0

I am trying to read a newspaper using OCR using tessaract. Before passing the image to tessaract, I am using Kraken to segment the actual lines and draw a line across the sentences for proper detection by tessaract. When passing the image through kraken.pageseg.segment , I am getting an empty list and this output Too many connected components for a page image : 5903 , instead it should have returned a list containg the coordinates of the bounding box around the sentences.

I looked up the source code of kraken and found this perticular error message, but I am unable to understand it. [Source code for error][1]

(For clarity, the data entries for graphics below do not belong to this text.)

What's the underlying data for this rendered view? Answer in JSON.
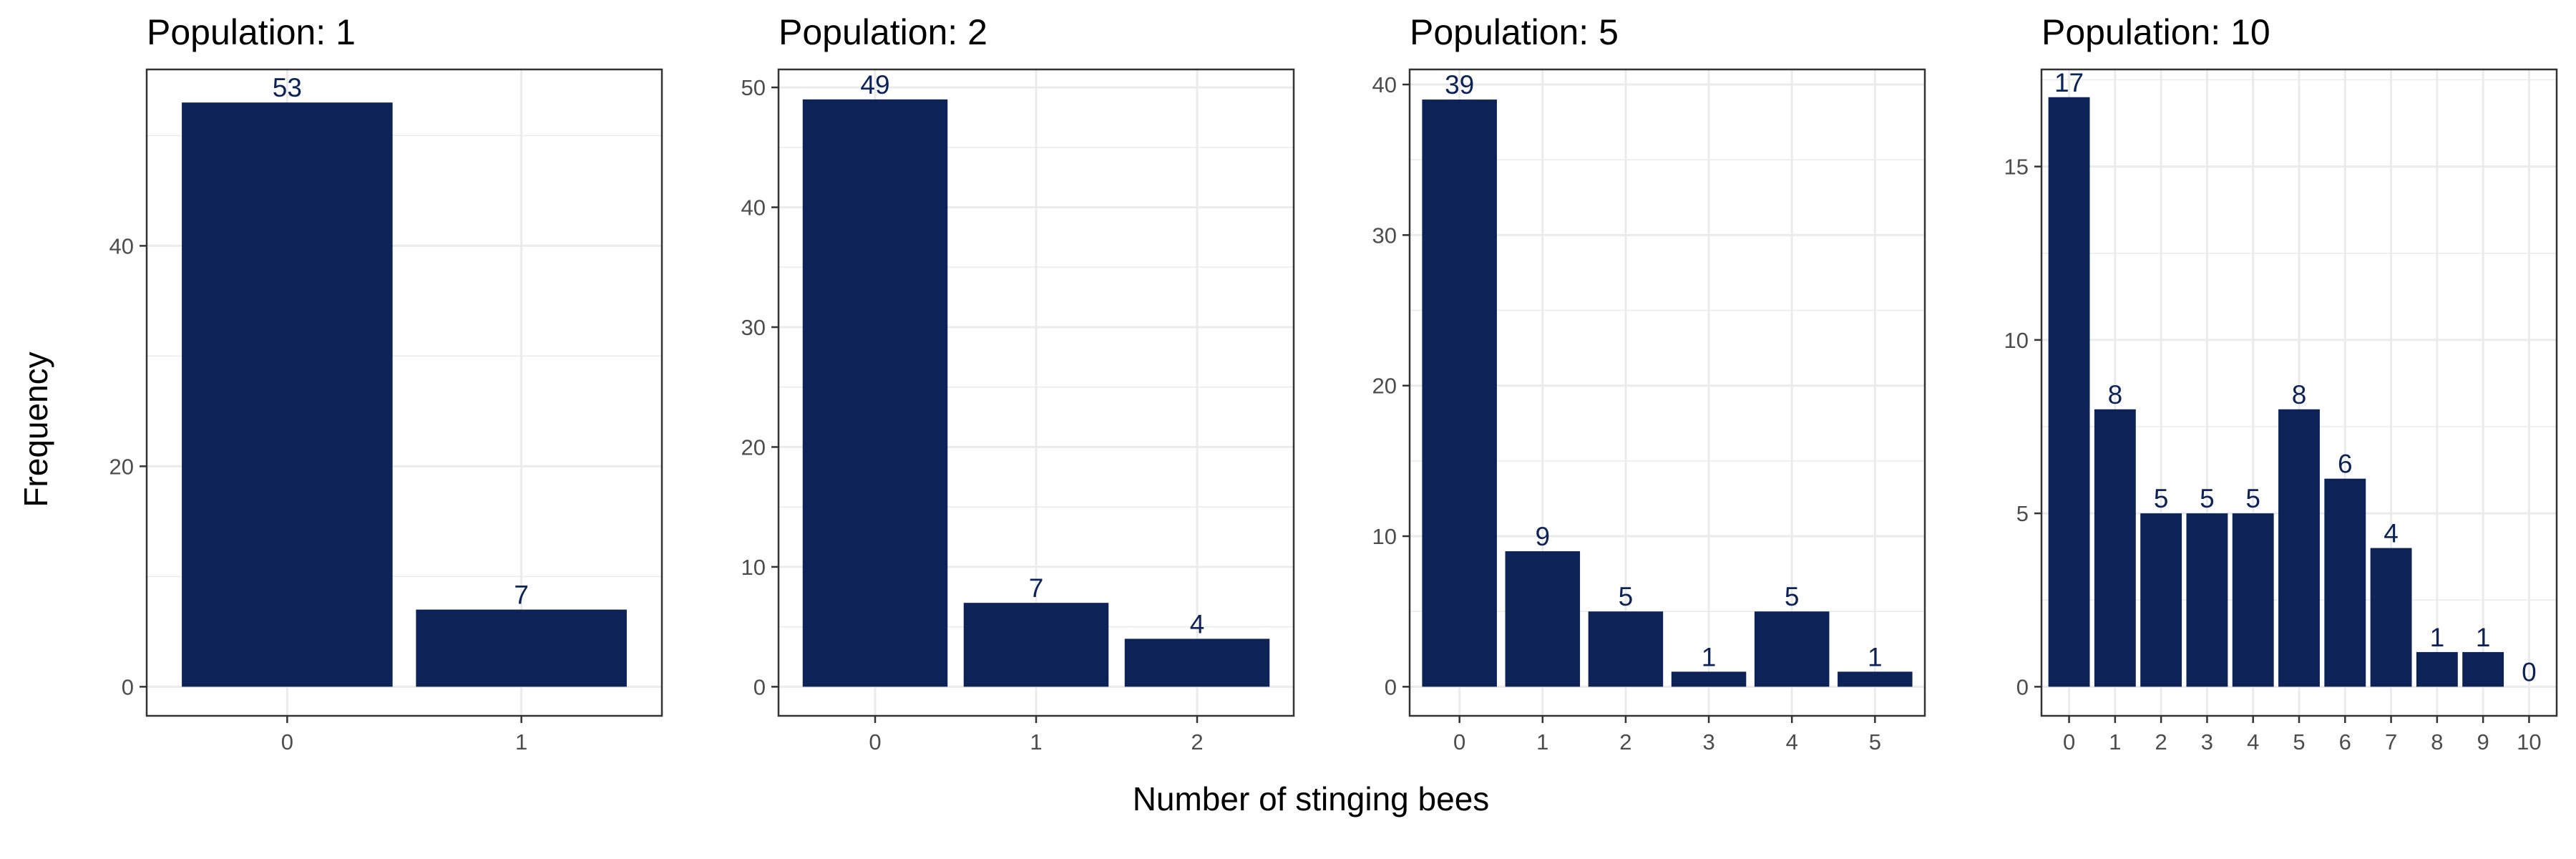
{
  "figure": {
    "xlabel": "Number of stinging bees",
    "ylabel": "Frequency",
    "bar_color": "#0d2357",
    "label_color": "#0d2357",
    "panel_border_color": "#333333",
    "grid_color": "#ebebeb"
  },
  "chart_data": [
    {
      "type": "bar",
      "title": "Population: 1",
      "categories": [
        "0",
        "1"
      ],
      "values": [
        53,
        7
      ],
      "ylim": [
        0,
        56
      ],
      "yticks": [
        0,
        20,
        40
      ]
    },
    {
      "type": "bar",
      "title": "Population: 2",
      "categories": [
        "0",
        "1",
        "2"
      ],
      "values": [
        49,
        7,
        4
      ],
      "ylim": [
        0,
        51.5
      ],
      "yticks": [
        0,
        10,
        20,
        30,
        40,
        50
      ]
    },
    {
      "type": "bar",
      "title": "Population: 5",
      "categories": [
        "0",
        "1",
        "2",
        "3",
        "4",
        "5"
      ],
      "values": [
        39,
        9,
        5,
        1,
        5,
        1
      ],
      "ylim": [
        0,
        41
      ],
      "yticks": [
        0,
        10,
        20,
        30,
        40
      ]
    },
    {
      "type": "bar",
      "title": "Population: 10",
      "categories": [
        "0",
        "1",
        "2",
        "3",
        "4",
        "5",
        "6",
        "7",
        "8",
        "9",
        "10"
      ],
      "values": [
        17,
        8,
        5,
        5,
        5,
        8,
        6,
        4,
        1,
        1,
        0
      ],
      "ylim": [
        0,
        17.8
      ],
      "yticks": [
        0,
        5,
        10,
        15
      ]
    }
  ]
}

[1]: https://github.com/mittagessen/kraken/blob/master/kraken/pageseg.py#:~:text=connected%20components%20for%20a-,page,-image%3A%20%7Bccs%7D%27)

2 Answers2

2

I had the same problem and solved it after looking at the Kraken API quickstart guide.

Try changing your image binarization. If you were doing binarization with PIL (Pillow), use the kraken binarization method like this:

from PIL import Image
from kraken import binarization, pageseg

im = Image.open('foo.png')
bw_im = binarization.nlbin(im)
seg_data = pageseg.segment(bw_im)

Reference: https://kraken.re/master/api.html

abear
  • 21
  • 2
0

Try downgrading the package to version "2.0.1"

    pip install kraken==2.0.1

I had the same problem with higher versions and downgrading just solved it.